Computerworld seems to be the only trade rag that actually got its hand on a spec sheet for the ESC1000 and says that it will sport three Tesla C1060 graphics co-processors as well as a Quadro FX5800 graphics card.
A report in DigiTimes quotes Asustek sources as saying that the ESC1000 will sell at between NT$480,000 and NT$680,000, which is roughly $14,750 to $20,900 in US dollars.
It is not clear where the 1.1 teraflops performance rating that Computerworld pegged the ESC1000 at came from, but it doesn't make a lot of sense. Each Tesla C1060 has 240 cores running at 1.3 GHz, and each is rated at 933 gigaflops for single-precision math and a mere 78 gigaflops for double-precision math. Assuming the Quadro FX 5800 (which also has 240 cores) is being used as a graphics card and you ignore the math processing on the W3580 since it is running application software and the operating system, the Tesla cards and hence the ESC1000 delivers 2.8 teraflops at single precision and 234 gigaflops at double precision - and that is at peak theoretical performance. This is nice for a workstation, but falls a little shy of supercomputer.
The recent baby supers from Silicon Graphics (here and here), Cray (here and here) are at least machines with switches that bear some architectural resemblance to a modern parallel supercomputer. Interestingly, SGI's Octane III personal supercomputer can be equipped with a two-socket Xeon 5500 cookie sheet server and two Tesla C1060 GPUs for doing math.
But that same chassis can be equipped with ten two-socket Xeon 5500 servers and a Gigabit Ethernet or InfiniBand switch, making it also a baby supercomputer cluster.
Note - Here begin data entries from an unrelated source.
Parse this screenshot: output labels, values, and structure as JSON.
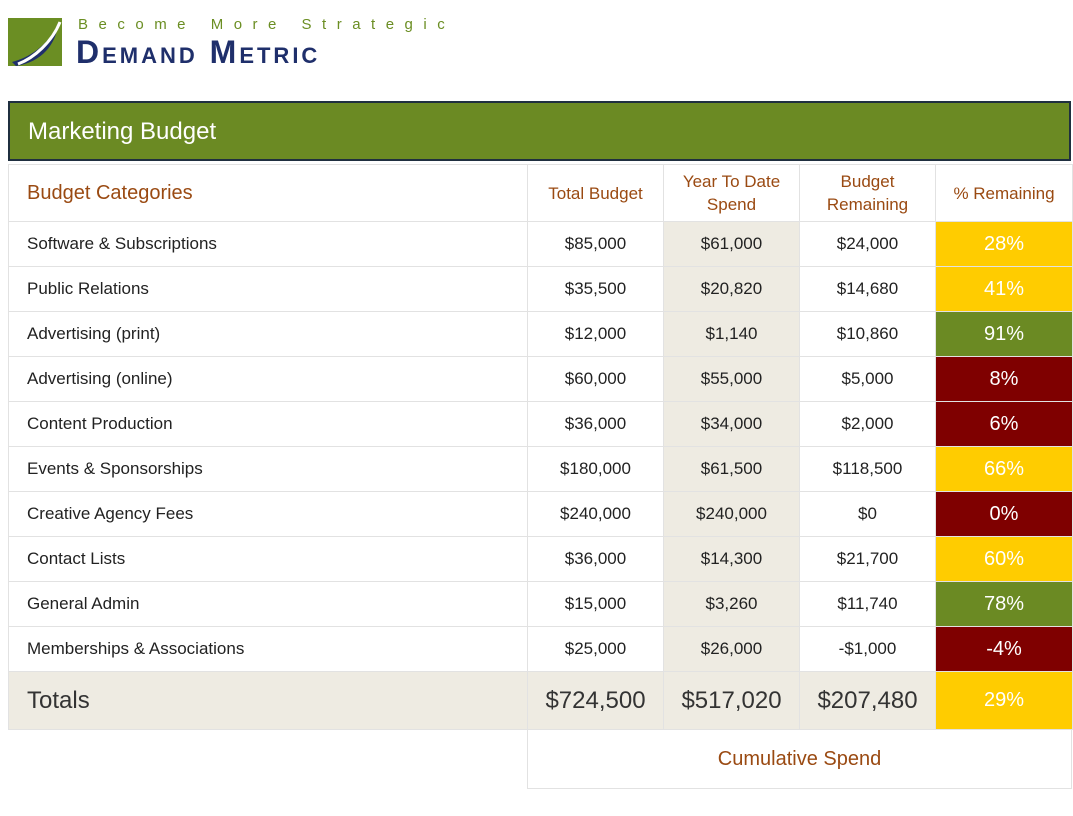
{
  "logo": {
    "tagline": "Become More Strategic",
    "brand": "Demand Metric",
    "colors": {
      "green": "#6b8e23",
      "navy": "#1f2f6b"
    }
  },
  "title": "Marketing Budget",
  "table": {
    "headers": {
      "category": "Budget Categories",
      "total": "Total Budget",
      "ytd": "Year To Date Spend",
      "remaining": "Budget Remaining",
      "pct": "% Remaining"
    },
    "rows": [
      {
        "category": "Software & Subscriptions",
        "total": "$85,000",
        "ytd": "$61,000",
        "remaining": "$24,000",
        "pct": "28%",
        "status": "yellow"
      },
      {
        "category": "Public Relations",
        "total": "$35,500",
        "ytd": "$20,820",
        "remaining": "$14,680",
        "pct": "41%",
        "status": "yellow"
      },
      {
        "category": "Advertising (print)",
        "total": "$12,000",
        "ytd": "$1,140",
        "remaining": "$10,860",
        "pct": "91%",
        "status": "green"
      },
      {
        "category": "Advertising (online)",
        "total": "$60,000",
        "ytd": "$55,000",
        "remaining": "$5,000",
        "pct": "8%",
        "status": "red"
      },
      {
        "category": "Content Production",
        "total": "$36,000",
        "ytd": "$34,000",
        "remaining": "$2,000",
        "pct": "6%",
        "status": "red"
      },
      {
        "category": "Events & Sponsorships",
        "total": "$180,000",
        "ytd": "$61,500",
        "remaining": "$118,500",
        "pct": "66%",
        "status": "yellow"
      },
      {
        "category": "Creative Agency Fees",
        "total": "$240,000",
        "ytd": "$240,000",
        "remaining": "$0",
        "pct": "0%",
        "status": "red"
      },
      {
        "category": "Contact Lists",
        "total": "$36,000",
        "ytd": "$14,300",
        "remaining": "$21,700",
        "pct": "60%",
        "status": "yellow"
      },
      {
        "category": "General Admin",
        "total": "$15,000",
        "ytd": "$3,260",
        "remaining": "$11,740",
        "pct": "78%",
        "status": "green"
      },
      {
        "category": "Memberships & Associations",
        "total": "$25,000",
        "ytd": "$26,000",
        "remaining": "-$1,000",
        "pct": "-4%",
        "status": "red"
      }
    ],
    "totals": {
      "label": "Totals",
      "total": "$724,500",
      "ytd": "$517,020",
      "remaining": "$207,480",
      "pct": "29%",
      "status": "yellow"
    }
  },
  "status_colors": {
    "yellow": "#ffcc00",
    "green": "#6b8a23",
    "red": "#7f0000"
  },
  "cumulative_label": "Cumulative Spend"
}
This Octane machine is rated at 726 gigaflops of double-precision math performance, and it has a base price of $7,995 with one Xeon cookie sheet server and a Gigabit Ethernet switch.
Basically, until the Fermi kickers to the Tesla GPUs come out and offer more reasonable double precision math performance, cramming more x64 chips in the box is something that is going to be appealing to certain kinds of work. For other work, a workstation with a few Teslas tossed in will be just fine. But the two are not interchangeable. That's for sure. ®
It is extremely difficult to get 100% performance out of these devices. The Teraflop ratings they are given are for an ideal situation where the alu's are fully occupied across all threads and the max mem bandwith is being achieved.
The class of problems which can get you to this level of performance is rather small...
However for their available processing power they use a substantially lower amount of power than a cluster of cpu's, but are admittedly harder to program efficiently.
You *could* get 1.1 teraflops by adding those two together and dividing by two...
by could, do you mean in another universe where 2 x 1.1 doesn't make 2.2?
Thank you, El Reg
For calling "bullshit" on the performance numbers. Everyone else is trumpeting it as something Los Alamos would want for nuclear sims.